13/03/2015, 07:00:55 AM

by Atul Hatwal

When the history of Ukip is written, yesterday, Thursday 12th of March, will go down as the day the bubble burst.

It wasn’t just the banal manner in which Nigel Farage admitted he was a racist in his interview with Trevor Phillips.

To believe in discrimination based on someone’s background, to admit to wanting to scrap anti-discrimination laws and legalise racism, would have been damaging enough.

But it was his blustering, obfuscating and dishonest reaction that made matters so much worse. Claiming he was being “wilfully misrepresented,” when the original interview was widely available and the evidence so stark, was utterly incredible.

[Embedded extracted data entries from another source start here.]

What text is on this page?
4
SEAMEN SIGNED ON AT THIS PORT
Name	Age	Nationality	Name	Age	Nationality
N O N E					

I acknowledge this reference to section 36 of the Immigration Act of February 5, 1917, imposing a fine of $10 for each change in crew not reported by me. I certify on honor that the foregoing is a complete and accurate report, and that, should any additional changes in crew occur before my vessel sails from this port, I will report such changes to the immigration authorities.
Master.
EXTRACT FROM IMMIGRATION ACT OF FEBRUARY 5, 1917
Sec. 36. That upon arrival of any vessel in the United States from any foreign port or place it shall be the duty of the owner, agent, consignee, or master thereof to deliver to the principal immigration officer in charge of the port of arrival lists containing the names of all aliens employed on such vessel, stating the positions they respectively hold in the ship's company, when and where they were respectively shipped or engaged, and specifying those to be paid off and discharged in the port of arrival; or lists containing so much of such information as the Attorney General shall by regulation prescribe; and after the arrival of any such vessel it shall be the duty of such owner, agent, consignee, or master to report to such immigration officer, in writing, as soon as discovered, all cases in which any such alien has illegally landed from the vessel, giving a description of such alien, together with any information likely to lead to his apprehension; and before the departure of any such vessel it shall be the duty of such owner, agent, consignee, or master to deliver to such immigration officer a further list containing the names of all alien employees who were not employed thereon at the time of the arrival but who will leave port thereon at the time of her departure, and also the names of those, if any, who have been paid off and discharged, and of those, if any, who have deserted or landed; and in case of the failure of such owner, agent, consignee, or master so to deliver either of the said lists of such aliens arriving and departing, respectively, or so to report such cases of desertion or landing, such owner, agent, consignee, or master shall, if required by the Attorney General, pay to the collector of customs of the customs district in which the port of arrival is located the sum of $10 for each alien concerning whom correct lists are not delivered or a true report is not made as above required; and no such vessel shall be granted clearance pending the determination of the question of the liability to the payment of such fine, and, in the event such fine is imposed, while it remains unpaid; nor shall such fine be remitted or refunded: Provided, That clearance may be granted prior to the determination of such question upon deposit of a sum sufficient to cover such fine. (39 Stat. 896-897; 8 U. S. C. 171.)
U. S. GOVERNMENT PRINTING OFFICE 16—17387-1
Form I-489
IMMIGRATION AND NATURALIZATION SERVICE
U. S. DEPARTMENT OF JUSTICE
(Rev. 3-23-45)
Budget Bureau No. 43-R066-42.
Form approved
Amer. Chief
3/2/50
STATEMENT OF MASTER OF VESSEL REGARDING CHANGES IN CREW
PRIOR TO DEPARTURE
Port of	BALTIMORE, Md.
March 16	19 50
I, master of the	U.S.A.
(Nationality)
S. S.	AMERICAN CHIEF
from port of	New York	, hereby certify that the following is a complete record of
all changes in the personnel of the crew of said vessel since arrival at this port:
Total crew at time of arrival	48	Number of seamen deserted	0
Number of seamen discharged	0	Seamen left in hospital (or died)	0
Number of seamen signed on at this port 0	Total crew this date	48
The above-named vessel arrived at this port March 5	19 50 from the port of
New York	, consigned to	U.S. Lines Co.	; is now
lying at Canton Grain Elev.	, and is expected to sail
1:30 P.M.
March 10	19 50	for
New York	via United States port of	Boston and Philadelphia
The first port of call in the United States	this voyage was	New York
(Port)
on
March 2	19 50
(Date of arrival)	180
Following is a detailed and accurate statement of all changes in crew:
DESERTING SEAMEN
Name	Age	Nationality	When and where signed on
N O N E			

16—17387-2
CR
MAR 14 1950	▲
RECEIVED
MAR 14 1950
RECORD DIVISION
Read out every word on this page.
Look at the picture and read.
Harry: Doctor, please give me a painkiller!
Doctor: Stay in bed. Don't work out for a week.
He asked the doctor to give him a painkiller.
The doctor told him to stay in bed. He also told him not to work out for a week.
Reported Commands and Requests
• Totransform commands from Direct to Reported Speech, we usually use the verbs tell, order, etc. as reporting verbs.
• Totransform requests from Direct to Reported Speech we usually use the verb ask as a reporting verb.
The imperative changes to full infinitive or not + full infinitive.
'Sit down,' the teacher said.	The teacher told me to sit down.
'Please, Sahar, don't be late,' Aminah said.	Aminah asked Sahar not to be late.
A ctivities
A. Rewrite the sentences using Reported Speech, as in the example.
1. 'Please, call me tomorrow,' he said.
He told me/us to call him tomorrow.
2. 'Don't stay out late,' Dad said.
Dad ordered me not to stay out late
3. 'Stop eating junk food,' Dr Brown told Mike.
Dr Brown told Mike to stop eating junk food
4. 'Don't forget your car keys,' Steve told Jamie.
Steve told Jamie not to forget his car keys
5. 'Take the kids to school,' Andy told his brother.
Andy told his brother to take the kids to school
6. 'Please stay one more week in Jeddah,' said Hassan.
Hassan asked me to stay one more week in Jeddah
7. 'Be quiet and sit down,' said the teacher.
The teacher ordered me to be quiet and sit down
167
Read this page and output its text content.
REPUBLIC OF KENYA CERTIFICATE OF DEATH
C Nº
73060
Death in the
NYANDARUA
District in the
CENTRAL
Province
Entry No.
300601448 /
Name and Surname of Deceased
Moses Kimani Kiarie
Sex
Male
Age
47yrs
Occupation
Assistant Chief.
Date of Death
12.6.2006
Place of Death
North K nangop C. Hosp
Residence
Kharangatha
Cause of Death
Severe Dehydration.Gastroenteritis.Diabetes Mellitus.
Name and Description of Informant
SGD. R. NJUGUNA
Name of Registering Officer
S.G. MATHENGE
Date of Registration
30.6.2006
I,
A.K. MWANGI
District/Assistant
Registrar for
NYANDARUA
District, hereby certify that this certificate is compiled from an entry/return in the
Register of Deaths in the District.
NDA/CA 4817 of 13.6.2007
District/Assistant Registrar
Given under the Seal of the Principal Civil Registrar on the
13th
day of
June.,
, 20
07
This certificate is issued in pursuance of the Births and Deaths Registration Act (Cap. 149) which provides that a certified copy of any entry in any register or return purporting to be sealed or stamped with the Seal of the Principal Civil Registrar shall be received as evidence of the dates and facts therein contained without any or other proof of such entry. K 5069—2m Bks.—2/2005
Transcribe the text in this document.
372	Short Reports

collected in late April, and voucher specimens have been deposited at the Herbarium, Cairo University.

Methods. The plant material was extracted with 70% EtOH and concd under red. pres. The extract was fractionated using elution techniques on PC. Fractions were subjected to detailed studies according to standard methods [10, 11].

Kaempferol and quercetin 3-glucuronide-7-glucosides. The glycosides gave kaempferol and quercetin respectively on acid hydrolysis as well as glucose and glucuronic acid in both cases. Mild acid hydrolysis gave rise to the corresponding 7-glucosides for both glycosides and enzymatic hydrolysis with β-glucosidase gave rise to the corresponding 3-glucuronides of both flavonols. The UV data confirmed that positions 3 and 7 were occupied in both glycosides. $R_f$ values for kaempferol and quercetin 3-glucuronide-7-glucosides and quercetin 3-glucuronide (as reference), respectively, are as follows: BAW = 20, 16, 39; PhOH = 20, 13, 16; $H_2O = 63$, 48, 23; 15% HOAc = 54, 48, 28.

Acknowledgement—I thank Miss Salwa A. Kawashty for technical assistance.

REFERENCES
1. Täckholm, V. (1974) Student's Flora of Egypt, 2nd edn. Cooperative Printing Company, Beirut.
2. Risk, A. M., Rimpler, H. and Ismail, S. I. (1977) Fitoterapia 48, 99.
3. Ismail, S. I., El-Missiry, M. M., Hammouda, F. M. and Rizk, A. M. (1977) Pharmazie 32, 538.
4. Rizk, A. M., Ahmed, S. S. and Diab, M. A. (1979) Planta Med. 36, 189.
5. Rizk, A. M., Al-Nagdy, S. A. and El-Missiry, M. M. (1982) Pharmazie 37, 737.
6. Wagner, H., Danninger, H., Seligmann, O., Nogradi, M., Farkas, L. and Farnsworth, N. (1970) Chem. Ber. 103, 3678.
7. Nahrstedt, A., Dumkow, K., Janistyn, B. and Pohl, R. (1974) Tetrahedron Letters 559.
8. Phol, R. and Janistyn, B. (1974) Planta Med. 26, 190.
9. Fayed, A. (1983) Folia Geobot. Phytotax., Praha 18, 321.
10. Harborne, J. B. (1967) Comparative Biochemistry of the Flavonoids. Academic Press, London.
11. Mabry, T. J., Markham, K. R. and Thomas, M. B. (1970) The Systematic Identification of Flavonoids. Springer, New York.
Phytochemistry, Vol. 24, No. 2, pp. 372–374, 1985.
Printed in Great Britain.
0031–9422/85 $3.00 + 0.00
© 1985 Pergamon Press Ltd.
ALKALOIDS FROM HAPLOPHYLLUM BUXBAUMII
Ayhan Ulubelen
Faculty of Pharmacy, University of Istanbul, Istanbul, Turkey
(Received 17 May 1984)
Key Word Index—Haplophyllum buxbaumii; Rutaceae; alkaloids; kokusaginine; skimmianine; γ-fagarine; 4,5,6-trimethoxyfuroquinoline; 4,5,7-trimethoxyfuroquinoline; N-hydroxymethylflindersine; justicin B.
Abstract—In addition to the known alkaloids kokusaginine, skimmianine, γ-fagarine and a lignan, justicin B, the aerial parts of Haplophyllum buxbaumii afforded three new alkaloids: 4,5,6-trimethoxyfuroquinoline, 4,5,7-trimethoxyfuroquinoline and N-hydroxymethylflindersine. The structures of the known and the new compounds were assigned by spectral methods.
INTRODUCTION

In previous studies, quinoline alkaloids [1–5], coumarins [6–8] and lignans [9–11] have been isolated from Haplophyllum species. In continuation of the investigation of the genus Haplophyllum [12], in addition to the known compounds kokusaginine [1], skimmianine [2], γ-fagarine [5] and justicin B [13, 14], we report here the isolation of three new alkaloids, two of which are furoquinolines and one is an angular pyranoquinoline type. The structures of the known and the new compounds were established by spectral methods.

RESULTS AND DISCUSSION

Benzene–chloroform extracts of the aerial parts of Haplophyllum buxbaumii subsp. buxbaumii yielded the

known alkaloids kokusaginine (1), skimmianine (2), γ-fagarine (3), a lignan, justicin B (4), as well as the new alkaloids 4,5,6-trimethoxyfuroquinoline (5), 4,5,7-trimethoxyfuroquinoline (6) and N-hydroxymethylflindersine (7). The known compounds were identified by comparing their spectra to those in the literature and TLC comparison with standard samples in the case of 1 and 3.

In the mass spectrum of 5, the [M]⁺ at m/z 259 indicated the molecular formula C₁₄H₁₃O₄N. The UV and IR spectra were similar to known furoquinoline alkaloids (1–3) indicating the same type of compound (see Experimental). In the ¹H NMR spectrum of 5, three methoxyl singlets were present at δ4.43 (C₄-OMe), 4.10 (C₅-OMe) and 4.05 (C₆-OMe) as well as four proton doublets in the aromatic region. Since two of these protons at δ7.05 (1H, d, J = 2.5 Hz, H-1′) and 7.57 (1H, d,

Five points are salient for the election campaign and beyond: the impact on Ukip’s brand, the opportunity for the Tories, the reaction of the journalists, the danger for Eurosceptics and the broader lessons for politicians talking about immigration.

First, Farage has injected arsenic into Ukip’s already toxified brand.

It’s hard to imagine who will be convinced to switch their votes to Ukip as a result of his latest intervention. Maybe some of the BNP’s dwindling support will be reassured that Farage is a true racist and peel off to join the purple army.

But many who might have considered Ukip will take fright.

According to a ComRes poll a few weeks ago, 44% already thought that the party was racist. As yesterday’s events percolate into the public consciousness, the number who think Ukip racist will rise to cross 50%.

A leader embodies their party and a vote for them says something about the elector. Not many would like that to be “I am a racist.”